Q: What is your writing strategy — do you have rituals that you maintain?

A: It depends on what I'm writing. When I'm writing a novel, which is what I like to write, I get up early, sit zazen, make a pot of green tea. I wear wrist cuffs to keep my wrists warm and minimize irritation from extended contact with the surface of my desk. I sit down and write.

Q: How do you get past writers' block (or the distraction of the Internet)?

A: Disable the Internet. Put a vacation responder on my e-mail. Go into my writing room for a month or two and lock all the doors behind me.

Q: Do you have a favorite book from childhood?

A: "Charlotte's Web." It's about a writer. Who happens to be a spider.

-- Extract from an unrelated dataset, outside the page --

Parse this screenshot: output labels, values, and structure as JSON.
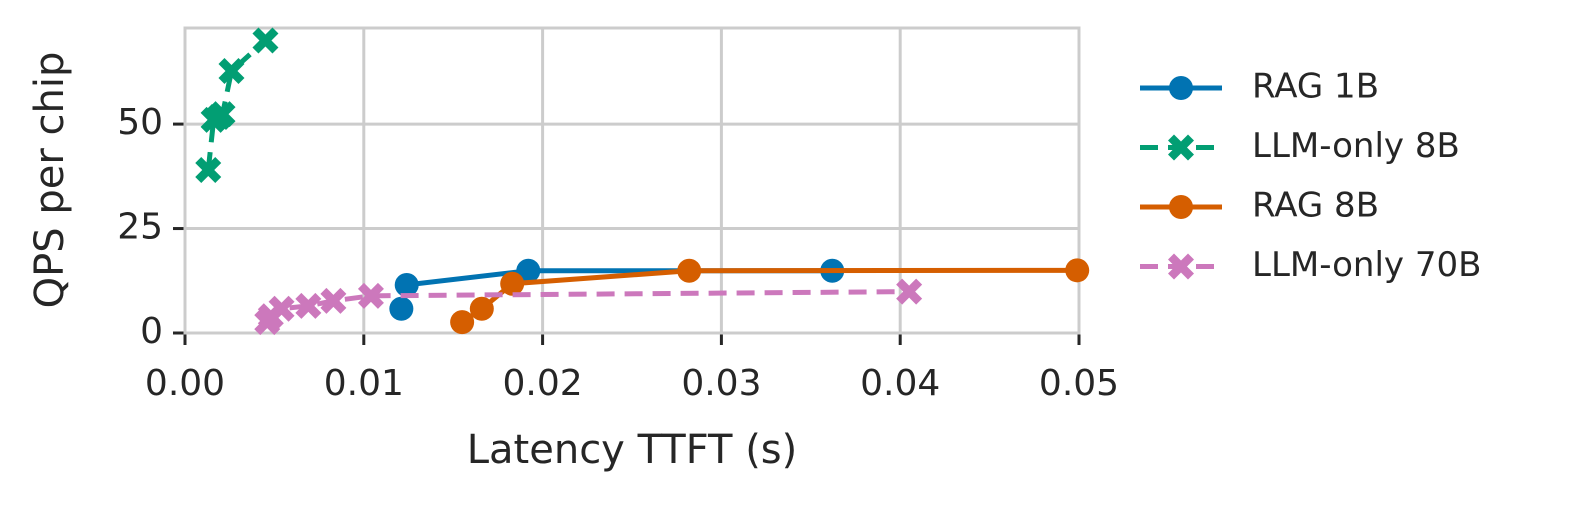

Q: What books do you re-read?

A: Shakespeare's plays.

Q: What's on your desk?

A: Notes from the research I'm doing. My tea and teapot. Several pairs of reading glasses. Post-it notes. An ink pot and my fountain pen. OK, pens. I have several pens.

Q: Where are you right now? Describe what you see.

A: I'm in New York, in the corner of my apartment, typing at a standing desk, which is an antique drafting table. There's a monitor on a shelf on the exposed brick wall in front of me, and above it loom four terrifying Mexican masks that I bought in Pátzcuaro, about 20 years ago, when I was there for the Diá de los Muertos celebrations. They help me focus.

Q: What are you reading right now?

A: I'm reading the galleys for Edward St. Aubyn's new novel, "Lost for Words." It's brilliant and hilarious.

Q: What's been the best place so far to do a reading?

A: Any independent bookstore that has managed to survive is the best place to do a reading.

Q: What authors have inspired you?

A: All of them. The very fact of authors inspires me. To be more specific than that would require far more space and time than we have.